Re: NGC 604: Giant Stellar Nursery Xrays (2009 Feb 05)

Posted: Fri Feb 06, 2009 11:11 pm
by astrolabe
Hey neuf!
neufer wrote:however, I expanded ' DRAC ' into ' DIRAC ' whose modifications on general relativity might be consistent with observed DARC Energy expansion.
Honestly, DARC Energy?? I sometimes wonder if you're able to stop yourself but then again......clever if I do say so myself. So if you've got it- flaunt it. :)

Re: NGC 604: Giant Stellar Nursery Xrays (2009 Feb 05)

Posted: Sat Feb 07, 2009 12:35 am
by neufer
astrolabe wrote:
neufer wrote:however, I expanded ' DRAC ' into ' DIRAC ' whose modifications on general relativity might be consistent with observed DARC Energy expansion.
Honestly, DARC Energy??
Image
astrolabe wrote:I sometimes wonder if you're able to stop yourself but then again......
clever if I do say so myself.
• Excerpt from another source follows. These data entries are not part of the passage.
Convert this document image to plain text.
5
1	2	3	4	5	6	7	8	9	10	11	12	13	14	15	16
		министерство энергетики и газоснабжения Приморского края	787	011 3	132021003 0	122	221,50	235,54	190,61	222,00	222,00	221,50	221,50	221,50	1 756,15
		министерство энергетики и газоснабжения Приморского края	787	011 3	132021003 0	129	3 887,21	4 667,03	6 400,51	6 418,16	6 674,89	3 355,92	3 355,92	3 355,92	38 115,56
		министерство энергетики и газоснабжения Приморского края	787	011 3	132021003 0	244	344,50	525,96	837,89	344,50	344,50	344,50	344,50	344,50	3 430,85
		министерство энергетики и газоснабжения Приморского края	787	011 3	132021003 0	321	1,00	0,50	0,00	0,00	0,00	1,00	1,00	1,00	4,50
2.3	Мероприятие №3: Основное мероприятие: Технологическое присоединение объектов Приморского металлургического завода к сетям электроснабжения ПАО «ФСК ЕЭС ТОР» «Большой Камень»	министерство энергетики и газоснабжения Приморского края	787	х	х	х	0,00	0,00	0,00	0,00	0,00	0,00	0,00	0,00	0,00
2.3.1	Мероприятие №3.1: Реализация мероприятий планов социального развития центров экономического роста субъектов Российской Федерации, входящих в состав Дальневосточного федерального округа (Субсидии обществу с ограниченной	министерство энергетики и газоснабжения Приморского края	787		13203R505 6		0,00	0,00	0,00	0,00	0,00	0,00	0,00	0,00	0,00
So if you've got it- flaunt it. :)
Thanks, astro; and NO I can't control it (as folks at HLAS would tell you.)

HLAS also had it's own version of aristarchusinexile at HLAS;
he liked to talk about being a neighbor of P.A.M. Dirac's down in Florida.

Re: NGC 604: Giant Stellar Nursery Xrays (2009 Feb 05)

Posted: Sat Feb 07, 2009 1:17 am
by astrolabe
Hello neufer,

Thanks for the link. Boy did they ever hit the nail on the head! BTW, great photo- gotta lose the tie though.